Now onto the financials.
If you will make 55K/year then to reach your "realistic spending of 93K" a year, you need another 38k (that's taxable so actually you need more like 45K). My $93k includes taxes both state and federal

Also your 55K pension is taxable in many states. Current state does not tax pension - new state has partial tax - I've included worst case in my $93k

Looking forward to learning more of everybody's experiences and thoughts on future topics!
 
In regards to term insurance, check the financial situation if you were to pass when your financial depend heavily on your pension. Not sure if the pension is 100% joint survivor or not.
As a strategy in case of pass, sometimes is financially better to take single life in the pension (higher pension payment) and use a portion of the pension payment to cover term insurance premium. The challenges is that now your spouse needs to deal with converting that lump sum into a regular income at a time that you are not there to help.
Easier if pension payment just continue after you pass
 
In regards to term insurance, check the financial situation if you were to pass when your financial depend heavily on your pension. Not sure if the pension is 100% joint survivor or not.
As a strategy in case of pass, sometimes is financially better to take single life in the pension (higher pension payment) and use a portion of the pension payment to cover term insurance premium.

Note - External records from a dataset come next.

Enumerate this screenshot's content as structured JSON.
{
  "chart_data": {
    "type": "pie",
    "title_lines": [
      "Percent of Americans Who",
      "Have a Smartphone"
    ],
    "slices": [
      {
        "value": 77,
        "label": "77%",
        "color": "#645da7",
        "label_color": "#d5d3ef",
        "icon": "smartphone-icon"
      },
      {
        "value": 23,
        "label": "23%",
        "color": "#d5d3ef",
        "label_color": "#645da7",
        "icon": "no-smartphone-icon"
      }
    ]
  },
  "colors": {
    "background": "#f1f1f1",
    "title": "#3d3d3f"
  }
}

The challenges is that now your spouse needs to deal with converting that lump sum into a regular income at a time that you are not there to help.

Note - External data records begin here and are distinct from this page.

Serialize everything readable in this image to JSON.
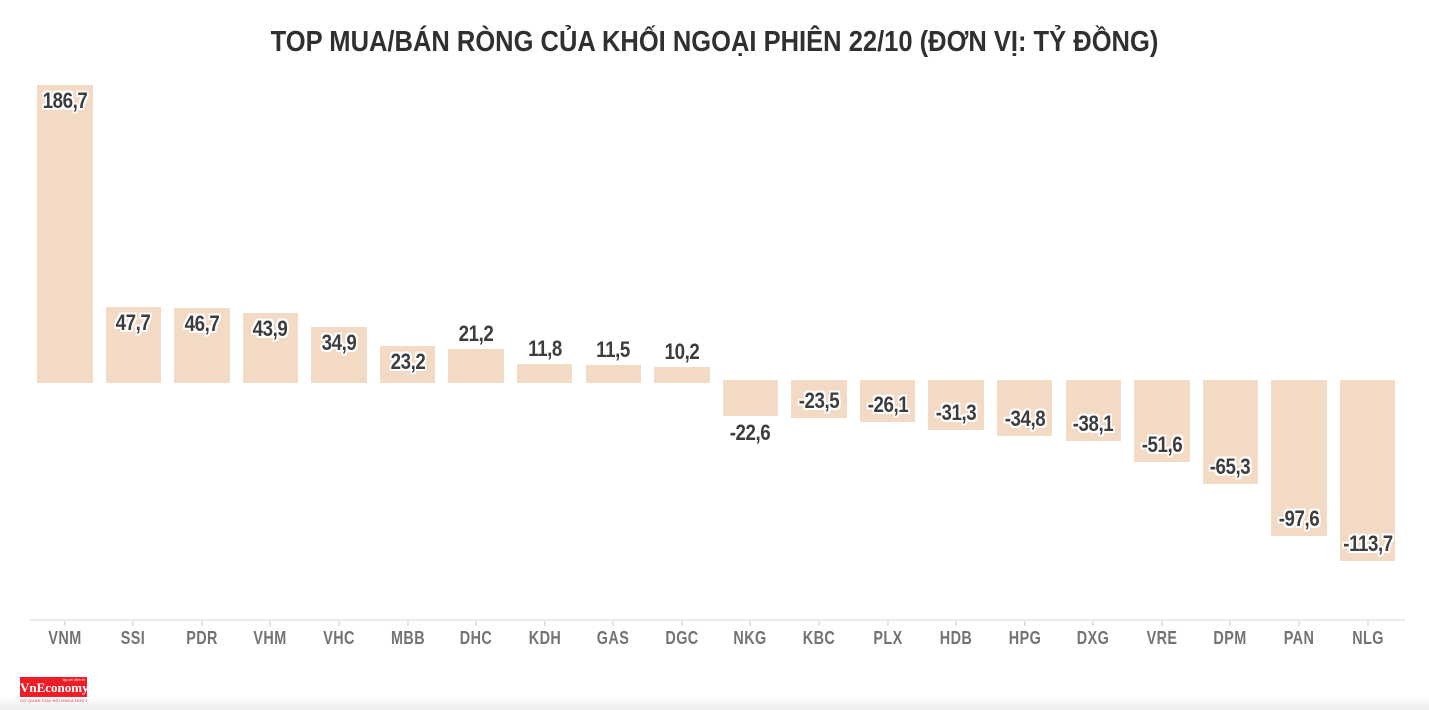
{
  "chart_data": {
    "type": "bar",
    "title": "TOP MUA/BÁN RÒNG CỦA KHỐI NGOẠI PHIÊN 22/10 (ĐƠN VỊ: TỶ ĐỒNG)",
    "unit": "tỷ đồng",
    "categories": [
      "VNM",
      "SSI",
      "PDR",
      "VHM",
      "VHC",
      "MBB",
      "DHC",
      "KDH",
      "GAS",
      "DGC",
      "NKG",
      "KBC",
      "PLX",
      "HDB",
      "HPG",
      "DXG",
      "VRE",
      "DPM",
      "PAN",
      "NLG"
    ],
    "values": [
      186.7,
      47.7,
      46.7,
      43.9,
      34.9,
      23.2,
      21.2,
      11.8,
      11.5,
      10.2,
      -22.6,
      -23.5,
      -26.1,
      -31.3,
      -34.8,
      -38.1,
      -51.6,
      -65.3,
      -97.6,
      -113.7
    ],
    "value_labels": [
      "186,7",
      "47,7",
      "46,7",
      "43,9",
      "34,9",
      "23,2",
      "21,2",
      "11,8",
      "11,5",
      "10,2",
      "-22,6",
      "-23,5",
      "-26,1",
      "-31,3",
      "-34,8",
      "-38,1",
      "-51,6",
      "-65,3",
      "-97,6",
      "-113,7"
    ],
    "xlabel": "",
    "ylabel": "",
    "ylim": [
      -120,
      190
    ],
    "baseline": 0,
    "grid": false,
    "legend": false,
    "bar_color": "#f2dac5",
    "value_label_color": "#3d3d3d",
    "category_label_color": "#737373",
    "title_color": "#303030",
    "axis_line_color": "#ececec"
  },
  "footer": {
    "logo": {
      "name": "VnEconomy",
      "box_color": "#ee1c25",
      "top_text": "tạp chí điện tử",
      "tagline": "CƠ QUAN CỦA HỘI KHOA HỌC KINH TẾ VIỆT NAM"
    }
  }
}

Easier if pension payment just continue after you pass

So the pension survivor portion should I pass is 50%. I had initially thought about your idea I'm buying term life and not doing the survivor benefit however there is spousal health insurance that is part of the pension benefit. So in some respects I don't have much choice there as I want to have the health insurance continue after my passing. I did do an evaluation of just my DW financial situation for each year from retirement to her age 95. She would never run out of money, however I am still thinking maybe getting a 10-year policy just to provide a little additional cushion in the event I were to pass early.